The storm knocked out power across Oxford and Lafayette County beginning Jan. 24. While meters sat unreadable during the outage, billing cycles stalled. Once power returned and meter readings resumed, the cooperative placed those delayed cycles back into the normal billing sequence, which pushed two months of accumulated charges onto a single bill for some customers.
That overlap was already straining household budgets before any billing confusion entered the picture. The two weeks leading up to the outage were brutally cold: between Jan. 10 and Jan. 21, all but two days were below freezing, driving up heating loads before a single outage occurred. Because the cooperative runs six different billing cycles each month, the exact meter-reading date for each customer determined how much of that cold-weather consumption landed on their bill. "Depending on when your cycle of your billing is, what captured those 11 days could greatly affect your bill," Hayward said.
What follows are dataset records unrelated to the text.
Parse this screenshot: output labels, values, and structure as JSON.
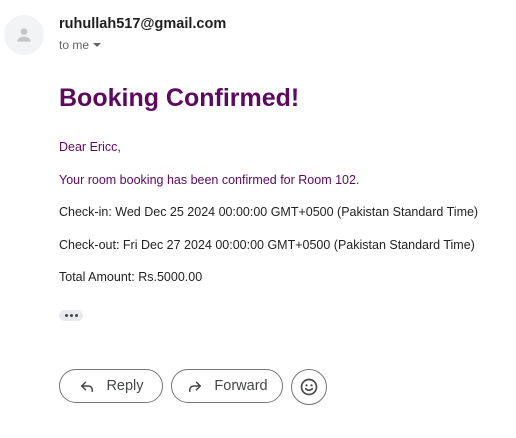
{
  "header": {
    "sender_email": "ruhullah517@gmail.com",
    "recipient_label": "to me"
  },
  "body": {
    "title": "Booking Confirmed!",
    "greeting": "Dear Ericc,",
    "message": "Your room booking has been confirmed for Room 102.",
    "check_in": "Check-in: Wed Dec 25 2024 00:00:00 GMT+0500 (Pakistan Standard Time)",
    "check_out": "Check-out: Fri Dec 27 2024 00:00:00 GMT+0500 (Pakistan Standard Time)",
    "total": "Total Amount: Rs.5000.00"
  },
  "actions": {
    "reply_label": "Reply",
    "forward_label": "Forward"
  },
  "colors": {
    "brand_purple": "#5b0a5e"
  }
}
That same cold-weather context also shaped the cooperative's response to customers who questioned why they received no credit for days without power. The high usage logged in early January, before outages began Jan. 24, accounted for much of the elevated charges even without the billing-cycle delay factored in.
A separate point of confusion surfaced in customers' online accounts, which appeared to show electricity usage continuing through the outage. Hayward attributed that to how the cooperative's systems display information, not to actual consumption being recorded during the blackout.
Customers who cannot pay the full balance immediately can contact North East Mississippi Electric Power Association to arrange a payment plan, which may extend up to about 90 days. Cooperative staff can also connect customers with local community assistance programs for additional relief.